Dr. House sends the team back for another environmental scan. They find a family photograph. After spending $200 of the budget, they realize that Andrew is able to function in society, ruling out Oneiroid syndrome.
A third envrionmental scan has to be done in sillouette mode. The team finds some chemical containers that are empty, they administer 2 IV Bags and spend another $200 of the budget. Tests show there is no lithium in the lab, ruling out lithium poisioning.
The team approach Andrew to get permission to administer chelation for heavy metal poisoning, they find Andrew's sister Eileen, a science teacher, has come to visit him. When they suggest chemical poisoning, she asks what could have caused it. However, out of concerns for patient confidentiality, they dodge the question.
Andrew is treated with 1 gauze, 4 body mets and a ward favour, but the chelation has no effect. He is soon suffering from an oculogyric crisis. The tam administers intravenous antimuscarinic benztropine.
The team go back to the meth lab for another environmental scan. They find a beaker for testing. Andrew is treated with 7 head meds and a tongue depressor. However, the beaker turns out to be brand new. Once again, chemical poisoning is ruled out.
A blood analysis finds metoclopramide, an antacid used to treat acid reflux. The patient tests negative for omeprazole. After using 2 thermometers and $250 of the budget, they realize the blood result doesn't explain the oculogyric crisis. However, they do manage to rule out Grave’s disease.
A further environmental scan, this time in the dark witha flashlight, finds another prescription bottle, this one for antacids. After using a ward favor and $250 of the budget, they realize the patient has had long term digestive problems, ruling out gastroenteritis as a possible diagnosis.
Andrew is given more imaging, but the scans are clean.
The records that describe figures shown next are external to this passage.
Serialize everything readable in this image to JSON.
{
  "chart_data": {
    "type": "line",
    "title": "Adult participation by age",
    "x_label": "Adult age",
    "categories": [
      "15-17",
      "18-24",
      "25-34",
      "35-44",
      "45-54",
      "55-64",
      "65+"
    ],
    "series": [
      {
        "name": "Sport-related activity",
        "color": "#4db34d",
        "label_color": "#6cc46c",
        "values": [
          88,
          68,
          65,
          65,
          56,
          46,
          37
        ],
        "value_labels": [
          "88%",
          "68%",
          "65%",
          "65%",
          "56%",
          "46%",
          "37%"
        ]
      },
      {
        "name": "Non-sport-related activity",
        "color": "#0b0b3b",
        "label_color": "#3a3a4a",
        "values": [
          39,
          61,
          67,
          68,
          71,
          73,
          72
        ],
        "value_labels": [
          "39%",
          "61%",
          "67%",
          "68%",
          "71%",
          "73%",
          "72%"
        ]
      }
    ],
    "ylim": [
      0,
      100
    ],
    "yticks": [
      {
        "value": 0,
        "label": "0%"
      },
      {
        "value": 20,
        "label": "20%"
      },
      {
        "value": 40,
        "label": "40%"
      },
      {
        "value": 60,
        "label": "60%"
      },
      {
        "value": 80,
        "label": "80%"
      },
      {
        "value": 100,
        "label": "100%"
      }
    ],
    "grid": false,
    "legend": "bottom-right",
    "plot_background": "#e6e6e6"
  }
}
After using 8 gland meds, 1 tongue depressor and a ward favour, they realize that his dopamine levels are elevated, but they are not high enough to suggest fibromyalgia, which can be ruled out.
At this point, Dr. House wonders why none of the tests show any indication of exposure to methamphetamine. Even if Andrew wasn't using, he should have been exposed if he was making the stuff. He has a sudden realization and believes he knows what is wrong.
House confronts the sister and catches her in an admission that she, not Andrew, was running the meth lab. The family was short of money after Andrew's brother-in-law died. The lab Andrew was in was a mock lab, explaining the total lack of chemicals there. Andrews' real problem is that to save money because of his family's financial troubles, he tried to substitute metoclopramide for the omeprazole he was supposed to be taking, and kept the new meds in the old omeprazole bottle so his sister wouldn't know. However, one of the reasons doctors don't often prescribe metroclopramide was because of it's neurological side effects. Andrew would be fine once he switched to his original prescription.